Но утром у него были другие заботы.
девять
Марианна собиралась уходить, сразу после завтрака. Она встречалась с парнем на городской свалке, чтобы поговорить об избавлении от какой-то ветхой мебели, оставшейся в доме. Но едва она открыла входную дверь, как издала кашляющий стон неудовольствия и отступила в гостиную.
— Уборка в первом проходе, — сказала она.
Уилли сидел за разделочным столом на кухне — они привезли его с собой из Бруклина — доедая последнюю корочку тоста. Он соскользнул с табурета, вопросительно посмотрел на нее.
— Мертвый енот на крыльце, — сказала она. — Я не буду его трогать.
Он вышел в теплеющий день. Енот лежал на боку, доски еще были влажными и поблескивали ее кровью. Какое бы животное ни настигло ее, оно вспороло ее от горла до паха и тщательно выпотрошило. Оно также унесло с собой ее голову.
Уилли нашел под раковиной резиновую кухонную перчатку и натянул ее. Он вернулся на место преступления, ухватил тушку за неприятно одеревеневший хвост и отнес через луг к опушке леса. Он держал труп подальше от себя, замахнулся и швырнул его в сосны.
— Правильно, дорогуша, — сказал он. — Нарывайся и узнавай.
десять
Первый раз, когда он услышал ребенка, он был прикован к месту этим звуком, лишен дыхания смесью страха и очарования. Во второй раз, когда он увидел отраженную в очках пухлую размахивающую ручку, его пронзил шок. Но в последующие дни любая тревога, которую он чувствовал, настоялась, как чай, во что-то другое: любопытство и желание снова услышать ребенка.

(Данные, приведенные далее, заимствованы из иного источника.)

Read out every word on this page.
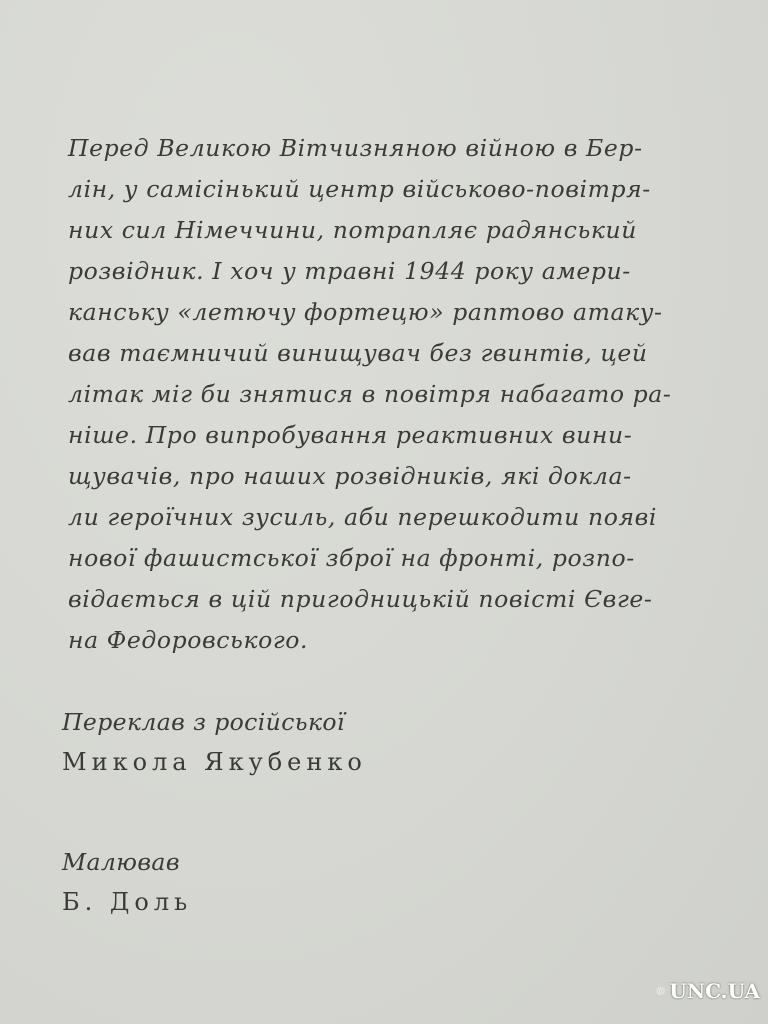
Перед Великою Вітчизняною війною в Бер-
лін, у самісінький центр військово-повітря-
них сил Німеччини, потрапляє радянський
розвідник. І хоч у травні 1944 року амери-
канську «летючу фортецю» раптово атаку-
вав таємничий винищувач без гвинтів, цей
літак міг би знятися в повітря набагато ра-
ніше. Про випробування реактивних вини-
щувачів, про наших розвідників, які докла-
ли героїчних зусиль, аби перешкодити появі
нової фашистської зброї на фронті, розпо-
відається в цій пригодницькій повісті Євге-
на Федоровського.

Переклав з російської
Микола Якубенко
Малював
Б. Доль
UNC.UA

Уилли хотел побыть наедине с коляской, пройтись по аллее тисов, скрытым в этой клетке из искалеченных черных ветвей. Брайан Гудкайнд называл это воронкой. Разве родовой канал тоже не своего рода воронка? Уилли и верил, и не верил, что иногда в коляске был ребенок. Он и верил, и не верил, что видел, как та размахивала пухлой ручкой. Он ходил по тропе, и тропа уносила прочь его боль и его страдание, и, да, его обиду, его совершенно оправданную обиду на космические силы, которые его поимели. Дорожка для верховой езды фокусировала всю эту энергию во что-то, что он почти мог поднять и держать, во что-то, что хотело, чтобы его держали и пели ему. Ему нужно было катить еще немного, еще дольше. Он думал, если он прокатит коляску еще раз или два, он, возможно, вернется из деревенского магазина с ребенком вместо продуктов. Пухлым младенцем с нежной кожей его матери, серо-голубыми глазами его отца и пухлыми, хватательными ручками.

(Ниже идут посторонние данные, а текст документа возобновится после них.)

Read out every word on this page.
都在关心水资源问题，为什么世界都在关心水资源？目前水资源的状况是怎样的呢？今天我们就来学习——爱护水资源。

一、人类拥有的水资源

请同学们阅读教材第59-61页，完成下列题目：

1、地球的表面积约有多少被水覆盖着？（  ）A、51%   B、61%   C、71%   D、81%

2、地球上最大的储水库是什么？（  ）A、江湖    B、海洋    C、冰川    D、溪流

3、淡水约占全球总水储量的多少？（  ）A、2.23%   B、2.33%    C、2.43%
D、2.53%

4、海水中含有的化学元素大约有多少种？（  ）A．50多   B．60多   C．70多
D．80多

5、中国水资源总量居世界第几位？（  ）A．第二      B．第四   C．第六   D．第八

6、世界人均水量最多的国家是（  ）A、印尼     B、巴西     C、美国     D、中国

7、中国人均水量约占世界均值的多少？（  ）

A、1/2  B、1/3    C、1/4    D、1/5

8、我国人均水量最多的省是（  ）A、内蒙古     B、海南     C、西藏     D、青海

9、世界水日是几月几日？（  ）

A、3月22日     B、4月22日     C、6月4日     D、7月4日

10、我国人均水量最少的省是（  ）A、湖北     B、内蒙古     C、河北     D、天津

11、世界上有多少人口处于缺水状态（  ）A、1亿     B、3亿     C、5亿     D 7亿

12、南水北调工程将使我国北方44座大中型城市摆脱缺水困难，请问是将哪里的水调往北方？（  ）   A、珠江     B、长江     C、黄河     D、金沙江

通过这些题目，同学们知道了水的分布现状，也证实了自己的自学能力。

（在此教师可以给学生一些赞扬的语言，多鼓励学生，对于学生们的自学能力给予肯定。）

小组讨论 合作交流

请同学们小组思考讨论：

На мгновение, в последний понедельник месяца, показалось, что его шанс снова побыть наедине с коляской представился. Марианна заглянула в шкафчик и обнаружила, что у них кончились кофейные фильтры.
— Полагаю, ты не хочешь сбегать в деревенский магазин и взять? Можно еще взять пончики с сидром. Тебе они нравятся.
— Я пешком пойду, — сказал он. — Приятная прогулка.
— А знаешь, что еще приятно? Кофе, который не нужно ждать час. А знаешь, что еще приятно? Оставаться в браке.